Although semantic segmentation is widely employed in autonomous driving, its performance in segmenting road surfaces falls short in complex traffic environments. This study proposes a frequency-based semantic segmentation with a transformer (FSSFormer) based on the sensitivity of semantic segmentation to frequency information. Specifically, we propose a weight-sharing factorized attention to select important frequency features that can improve the segmentation performance of overlapping targets. Moreover, to address boundary information loss, we used a cross-attention method combining spatial and frequency features to obtain further detailed pixel information. To improve the segmentation accuracy in complex road scenarios, we adopted a parallel-gated feedforward network segmentation method to encode the position information. Extensive experiments demonstrate that the mIoU of FSSFormer increased by 2% compared with existing segmentation methods on the Cityscapes dataset.

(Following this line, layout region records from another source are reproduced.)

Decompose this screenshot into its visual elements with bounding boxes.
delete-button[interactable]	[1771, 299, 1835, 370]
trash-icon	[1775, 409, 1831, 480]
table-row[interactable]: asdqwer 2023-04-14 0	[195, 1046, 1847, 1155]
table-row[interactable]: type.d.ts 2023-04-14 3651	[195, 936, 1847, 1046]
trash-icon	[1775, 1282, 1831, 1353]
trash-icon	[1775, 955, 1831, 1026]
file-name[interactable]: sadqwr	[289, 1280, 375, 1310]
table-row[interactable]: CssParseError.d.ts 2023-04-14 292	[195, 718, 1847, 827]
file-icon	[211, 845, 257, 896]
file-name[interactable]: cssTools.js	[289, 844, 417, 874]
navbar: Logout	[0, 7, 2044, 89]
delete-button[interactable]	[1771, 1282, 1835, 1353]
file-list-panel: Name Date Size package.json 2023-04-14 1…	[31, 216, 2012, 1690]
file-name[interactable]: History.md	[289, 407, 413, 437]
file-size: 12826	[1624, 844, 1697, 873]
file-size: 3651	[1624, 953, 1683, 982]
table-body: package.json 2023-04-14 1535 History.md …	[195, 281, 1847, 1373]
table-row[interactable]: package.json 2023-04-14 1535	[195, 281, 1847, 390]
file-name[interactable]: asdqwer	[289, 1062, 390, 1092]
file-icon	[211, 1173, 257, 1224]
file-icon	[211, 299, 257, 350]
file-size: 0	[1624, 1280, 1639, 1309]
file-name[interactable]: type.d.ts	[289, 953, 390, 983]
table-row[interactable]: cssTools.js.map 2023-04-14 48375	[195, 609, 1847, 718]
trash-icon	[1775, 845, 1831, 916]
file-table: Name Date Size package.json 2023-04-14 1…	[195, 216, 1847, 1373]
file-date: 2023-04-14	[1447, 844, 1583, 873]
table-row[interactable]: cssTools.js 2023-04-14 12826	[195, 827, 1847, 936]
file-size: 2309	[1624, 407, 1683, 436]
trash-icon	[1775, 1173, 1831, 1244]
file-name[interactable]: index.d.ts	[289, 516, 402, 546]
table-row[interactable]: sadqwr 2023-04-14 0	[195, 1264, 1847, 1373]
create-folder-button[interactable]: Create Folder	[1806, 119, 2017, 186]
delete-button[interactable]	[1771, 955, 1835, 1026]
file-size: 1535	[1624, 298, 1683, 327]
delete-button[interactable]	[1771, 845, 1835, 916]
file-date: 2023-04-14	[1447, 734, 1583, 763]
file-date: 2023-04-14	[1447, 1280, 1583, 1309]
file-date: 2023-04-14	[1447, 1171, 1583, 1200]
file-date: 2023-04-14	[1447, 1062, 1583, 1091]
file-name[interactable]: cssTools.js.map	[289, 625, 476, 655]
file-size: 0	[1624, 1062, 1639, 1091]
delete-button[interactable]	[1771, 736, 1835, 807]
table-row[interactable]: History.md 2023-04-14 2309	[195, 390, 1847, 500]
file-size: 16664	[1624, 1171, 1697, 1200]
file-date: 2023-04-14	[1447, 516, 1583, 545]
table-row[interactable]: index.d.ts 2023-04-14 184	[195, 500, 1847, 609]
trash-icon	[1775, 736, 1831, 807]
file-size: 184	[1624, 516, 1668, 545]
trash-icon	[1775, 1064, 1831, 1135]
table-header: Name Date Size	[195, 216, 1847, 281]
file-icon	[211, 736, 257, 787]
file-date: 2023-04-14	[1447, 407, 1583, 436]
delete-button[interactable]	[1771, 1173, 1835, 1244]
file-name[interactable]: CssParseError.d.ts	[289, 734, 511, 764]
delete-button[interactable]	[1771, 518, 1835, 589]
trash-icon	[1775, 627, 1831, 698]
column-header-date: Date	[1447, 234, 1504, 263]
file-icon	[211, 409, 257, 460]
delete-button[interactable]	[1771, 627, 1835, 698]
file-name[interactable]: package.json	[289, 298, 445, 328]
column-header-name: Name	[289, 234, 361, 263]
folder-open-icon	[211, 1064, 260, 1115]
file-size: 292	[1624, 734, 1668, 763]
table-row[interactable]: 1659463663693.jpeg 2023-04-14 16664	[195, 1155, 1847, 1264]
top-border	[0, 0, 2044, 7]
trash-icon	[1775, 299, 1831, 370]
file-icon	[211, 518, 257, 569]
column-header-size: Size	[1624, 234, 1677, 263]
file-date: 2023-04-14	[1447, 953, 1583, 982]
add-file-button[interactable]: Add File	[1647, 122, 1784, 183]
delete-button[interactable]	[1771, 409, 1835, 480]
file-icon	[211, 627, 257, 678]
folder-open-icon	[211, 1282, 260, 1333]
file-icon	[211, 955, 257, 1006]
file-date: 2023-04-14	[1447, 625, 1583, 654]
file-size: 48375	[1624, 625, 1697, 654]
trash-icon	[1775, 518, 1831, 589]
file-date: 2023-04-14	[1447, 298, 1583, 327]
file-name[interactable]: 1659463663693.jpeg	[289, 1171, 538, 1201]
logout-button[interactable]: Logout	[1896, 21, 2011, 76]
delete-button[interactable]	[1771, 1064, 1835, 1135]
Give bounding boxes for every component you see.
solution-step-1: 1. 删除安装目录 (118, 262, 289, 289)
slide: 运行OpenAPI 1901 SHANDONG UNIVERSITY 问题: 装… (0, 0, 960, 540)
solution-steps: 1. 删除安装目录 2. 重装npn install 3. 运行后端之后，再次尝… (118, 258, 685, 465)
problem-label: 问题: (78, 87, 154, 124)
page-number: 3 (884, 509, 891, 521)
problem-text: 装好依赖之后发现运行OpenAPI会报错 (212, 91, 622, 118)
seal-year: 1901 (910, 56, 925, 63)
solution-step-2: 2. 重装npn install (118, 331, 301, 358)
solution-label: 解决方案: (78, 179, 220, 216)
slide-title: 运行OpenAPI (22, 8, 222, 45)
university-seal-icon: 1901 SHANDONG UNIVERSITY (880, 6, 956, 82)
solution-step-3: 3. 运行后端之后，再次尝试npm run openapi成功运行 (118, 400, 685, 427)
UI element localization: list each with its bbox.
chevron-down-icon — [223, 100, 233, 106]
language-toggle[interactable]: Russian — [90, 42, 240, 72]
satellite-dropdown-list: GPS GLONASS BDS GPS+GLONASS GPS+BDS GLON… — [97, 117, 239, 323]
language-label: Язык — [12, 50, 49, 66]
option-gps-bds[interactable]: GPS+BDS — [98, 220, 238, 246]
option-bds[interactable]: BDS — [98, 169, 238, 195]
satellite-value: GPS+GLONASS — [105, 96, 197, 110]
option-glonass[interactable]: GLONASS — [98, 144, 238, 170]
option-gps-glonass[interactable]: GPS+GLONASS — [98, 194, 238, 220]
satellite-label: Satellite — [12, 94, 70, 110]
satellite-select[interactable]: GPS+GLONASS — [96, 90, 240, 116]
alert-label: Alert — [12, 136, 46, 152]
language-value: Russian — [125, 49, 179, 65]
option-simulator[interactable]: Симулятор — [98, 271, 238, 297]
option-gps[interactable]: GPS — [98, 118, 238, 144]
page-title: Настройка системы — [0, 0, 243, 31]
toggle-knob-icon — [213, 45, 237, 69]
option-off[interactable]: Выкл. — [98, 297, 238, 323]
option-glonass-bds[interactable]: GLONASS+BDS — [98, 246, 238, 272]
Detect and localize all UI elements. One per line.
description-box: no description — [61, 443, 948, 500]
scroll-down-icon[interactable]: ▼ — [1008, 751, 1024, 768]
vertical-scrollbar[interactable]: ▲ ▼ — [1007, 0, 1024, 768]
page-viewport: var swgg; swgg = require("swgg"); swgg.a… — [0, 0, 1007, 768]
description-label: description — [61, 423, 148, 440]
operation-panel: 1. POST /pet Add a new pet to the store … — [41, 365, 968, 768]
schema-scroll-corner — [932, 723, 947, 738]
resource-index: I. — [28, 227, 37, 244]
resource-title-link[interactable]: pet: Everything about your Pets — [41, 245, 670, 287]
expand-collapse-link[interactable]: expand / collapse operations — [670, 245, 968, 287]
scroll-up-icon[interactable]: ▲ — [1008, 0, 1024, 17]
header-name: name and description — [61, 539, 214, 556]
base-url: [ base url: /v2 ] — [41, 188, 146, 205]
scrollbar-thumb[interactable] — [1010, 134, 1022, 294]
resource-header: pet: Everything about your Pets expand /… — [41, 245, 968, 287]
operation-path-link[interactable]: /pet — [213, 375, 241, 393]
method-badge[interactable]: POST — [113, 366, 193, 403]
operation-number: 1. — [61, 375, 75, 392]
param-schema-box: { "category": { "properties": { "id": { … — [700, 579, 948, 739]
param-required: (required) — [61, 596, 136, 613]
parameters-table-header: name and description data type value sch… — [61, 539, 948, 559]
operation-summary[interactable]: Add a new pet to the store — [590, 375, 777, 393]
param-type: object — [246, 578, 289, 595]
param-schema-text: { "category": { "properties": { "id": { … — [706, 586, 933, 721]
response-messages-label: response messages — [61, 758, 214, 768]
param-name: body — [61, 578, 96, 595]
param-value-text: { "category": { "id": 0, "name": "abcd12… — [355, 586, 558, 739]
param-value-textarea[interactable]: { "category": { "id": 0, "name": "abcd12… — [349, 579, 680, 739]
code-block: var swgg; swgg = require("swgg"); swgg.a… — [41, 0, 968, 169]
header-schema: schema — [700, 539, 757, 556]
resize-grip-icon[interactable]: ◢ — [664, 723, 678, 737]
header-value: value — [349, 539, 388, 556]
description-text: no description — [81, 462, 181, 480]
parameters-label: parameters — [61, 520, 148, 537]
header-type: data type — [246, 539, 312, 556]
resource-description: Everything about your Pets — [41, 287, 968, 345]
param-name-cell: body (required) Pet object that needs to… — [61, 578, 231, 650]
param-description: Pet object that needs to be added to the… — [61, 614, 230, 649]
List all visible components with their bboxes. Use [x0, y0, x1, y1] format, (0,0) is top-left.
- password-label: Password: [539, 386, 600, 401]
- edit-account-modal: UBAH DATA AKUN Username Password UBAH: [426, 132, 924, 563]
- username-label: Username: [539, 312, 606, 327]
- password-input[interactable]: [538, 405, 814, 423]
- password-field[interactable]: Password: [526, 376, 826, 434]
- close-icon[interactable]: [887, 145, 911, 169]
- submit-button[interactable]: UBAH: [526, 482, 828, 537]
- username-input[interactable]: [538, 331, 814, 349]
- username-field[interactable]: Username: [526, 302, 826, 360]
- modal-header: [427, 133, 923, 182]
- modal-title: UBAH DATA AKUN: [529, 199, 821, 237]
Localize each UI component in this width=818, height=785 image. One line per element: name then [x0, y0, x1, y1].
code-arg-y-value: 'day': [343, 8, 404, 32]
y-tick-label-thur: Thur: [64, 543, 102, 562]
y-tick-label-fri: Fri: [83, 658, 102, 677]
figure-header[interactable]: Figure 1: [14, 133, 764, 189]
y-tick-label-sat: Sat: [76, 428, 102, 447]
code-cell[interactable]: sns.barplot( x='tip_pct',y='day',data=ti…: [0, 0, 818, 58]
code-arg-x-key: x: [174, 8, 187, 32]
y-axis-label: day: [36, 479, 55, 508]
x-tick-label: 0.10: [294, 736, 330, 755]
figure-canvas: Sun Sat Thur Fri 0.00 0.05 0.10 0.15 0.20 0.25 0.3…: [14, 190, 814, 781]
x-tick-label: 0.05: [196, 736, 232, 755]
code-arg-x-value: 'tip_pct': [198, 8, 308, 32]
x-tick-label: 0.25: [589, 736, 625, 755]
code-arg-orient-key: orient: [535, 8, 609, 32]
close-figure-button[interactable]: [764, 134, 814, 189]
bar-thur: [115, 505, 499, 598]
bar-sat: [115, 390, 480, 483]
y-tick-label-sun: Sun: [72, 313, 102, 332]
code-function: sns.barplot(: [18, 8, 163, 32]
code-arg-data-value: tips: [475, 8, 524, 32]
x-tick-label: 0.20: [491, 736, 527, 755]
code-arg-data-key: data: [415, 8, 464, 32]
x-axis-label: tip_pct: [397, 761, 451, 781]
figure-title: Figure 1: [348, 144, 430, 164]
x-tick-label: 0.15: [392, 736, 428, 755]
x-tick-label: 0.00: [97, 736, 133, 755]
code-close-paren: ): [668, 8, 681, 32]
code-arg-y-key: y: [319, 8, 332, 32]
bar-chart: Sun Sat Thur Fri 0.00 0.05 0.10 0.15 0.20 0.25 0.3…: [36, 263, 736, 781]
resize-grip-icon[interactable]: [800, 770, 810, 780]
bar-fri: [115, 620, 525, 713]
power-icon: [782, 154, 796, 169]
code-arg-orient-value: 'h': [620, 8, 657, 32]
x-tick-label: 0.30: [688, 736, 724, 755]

Keywords: Cross-attention combining spatial and frequency features; Parallel-gated feedforward network; Semantic segmentation; Transformer; Weight-sharing factorized attention.

Grants and funding

This work was supported by the National Natural Science Foundation of China project (51278227), the Natural Science Foundation of Heilongjiang (LH2022F052), the National Natural Science Foundation Training Project of Jiamusi University (JMSUGPZR2022-015), the Space-Land Collaborative Smart Agriculture Innovation team (2023-KYYWF-0638), the Jiamusi University "East Pole" academic team project (DJXSTD202417) and the Doctoral Program of Jiamusi University (JMSUBZ2022-13). The funders had no role in study design, data collection and analysis, decision to publish, or preparation of the manuscript.